On the night when he was betrayed, the Lord Jesus took some bread 24 and gave thanks to God for it. Then he broke it in pieces and said, “This is my body, which is given for you. Do this in remembrance of me.” 25 In the same way, he took the cup of wine after supper, saying, “This cup is the new covenant between God and his people—an agreement confirmed with my blood. Do this in remembrance of me as often as you drink it.” 26 For every time you eat this bread and drink this cup, you are announcing the Lord’s death until he comes again. 1 Corinthians 11:23-26
I think Jesus knew just how forgetful we can be. He knew how quickly we would forget what He did for us some 2000 years ago. And so he instructed us to “do this in remembrance of him.”
We remember the Gospel as we eat this bread that reminds us of Jesus’ body that was broken and given for us and as we drink this cup that reminds us of Jesus blood that was spilled and poured out for us.
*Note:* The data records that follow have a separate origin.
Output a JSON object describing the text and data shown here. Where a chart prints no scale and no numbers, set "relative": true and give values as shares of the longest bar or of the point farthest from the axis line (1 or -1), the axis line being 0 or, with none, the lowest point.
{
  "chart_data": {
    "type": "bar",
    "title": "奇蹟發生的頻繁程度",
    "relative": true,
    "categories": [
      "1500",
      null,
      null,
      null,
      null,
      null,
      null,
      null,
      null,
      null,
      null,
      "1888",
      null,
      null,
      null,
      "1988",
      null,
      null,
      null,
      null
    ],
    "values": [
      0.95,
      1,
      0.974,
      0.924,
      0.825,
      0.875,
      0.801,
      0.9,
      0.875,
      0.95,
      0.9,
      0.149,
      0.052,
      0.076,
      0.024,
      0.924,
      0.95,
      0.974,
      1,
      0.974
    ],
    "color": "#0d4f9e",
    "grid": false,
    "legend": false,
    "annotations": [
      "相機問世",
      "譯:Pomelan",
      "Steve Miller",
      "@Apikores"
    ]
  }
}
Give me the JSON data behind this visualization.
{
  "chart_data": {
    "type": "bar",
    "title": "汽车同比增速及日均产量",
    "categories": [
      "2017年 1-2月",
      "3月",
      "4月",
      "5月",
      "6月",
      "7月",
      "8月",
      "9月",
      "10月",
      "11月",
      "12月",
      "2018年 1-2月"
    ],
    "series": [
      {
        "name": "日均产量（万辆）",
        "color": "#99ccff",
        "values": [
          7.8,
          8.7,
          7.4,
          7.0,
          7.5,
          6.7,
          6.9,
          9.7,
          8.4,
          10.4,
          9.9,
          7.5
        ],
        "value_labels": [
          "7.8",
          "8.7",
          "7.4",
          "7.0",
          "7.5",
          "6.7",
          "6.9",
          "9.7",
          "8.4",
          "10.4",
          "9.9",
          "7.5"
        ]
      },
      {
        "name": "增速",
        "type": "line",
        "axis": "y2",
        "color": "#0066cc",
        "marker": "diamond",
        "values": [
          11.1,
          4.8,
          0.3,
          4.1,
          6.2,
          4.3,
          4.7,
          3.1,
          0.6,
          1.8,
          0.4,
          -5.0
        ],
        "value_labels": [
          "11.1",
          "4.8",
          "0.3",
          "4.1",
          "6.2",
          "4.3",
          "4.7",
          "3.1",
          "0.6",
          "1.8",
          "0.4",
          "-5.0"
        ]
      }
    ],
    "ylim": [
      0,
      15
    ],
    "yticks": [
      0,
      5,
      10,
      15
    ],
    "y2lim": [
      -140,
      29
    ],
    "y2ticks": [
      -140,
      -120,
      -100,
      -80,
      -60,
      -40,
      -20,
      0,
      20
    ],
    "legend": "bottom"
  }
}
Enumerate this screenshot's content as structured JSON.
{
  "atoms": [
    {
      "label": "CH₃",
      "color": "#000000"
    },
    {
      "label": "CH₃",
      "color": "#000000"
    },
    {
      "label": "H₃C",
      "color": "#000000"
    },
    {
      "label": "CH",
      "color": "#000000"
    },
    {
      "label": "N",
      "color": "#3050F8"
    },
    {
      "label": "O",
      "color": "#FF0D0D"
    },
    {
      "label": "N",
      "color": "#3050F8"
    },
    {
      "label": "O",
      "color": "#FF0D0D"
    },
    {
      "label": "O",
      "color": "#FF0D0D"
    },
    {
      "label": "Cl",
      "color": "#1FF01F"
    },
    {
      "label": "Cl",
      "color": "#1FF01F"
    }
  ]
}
And even though most of us have done this many, many times over throughout our life, I trust that it is not just be another symbolic gesture. But as you remember the Gospel, as you remember what Jesus did for you, that you grow to love him more and more.
Over the next few weeks, we’ll continue looking at how we grow close to Christ. Remembering the Gospel is a key way – but there are other elements as well. And next week we are going to look specifically at our identifying in Christ. Understanding who we are makes a huge impact on our relationship with God – and so that’s what we’re going to look at next week. But until then, I trust that you’ll continue remembering the Gospel throughout your week. Preach it to yourself. Preach it to others. Take the opportunities you have to worship with your church family and and with them, celebrate the ordinances that God has given us.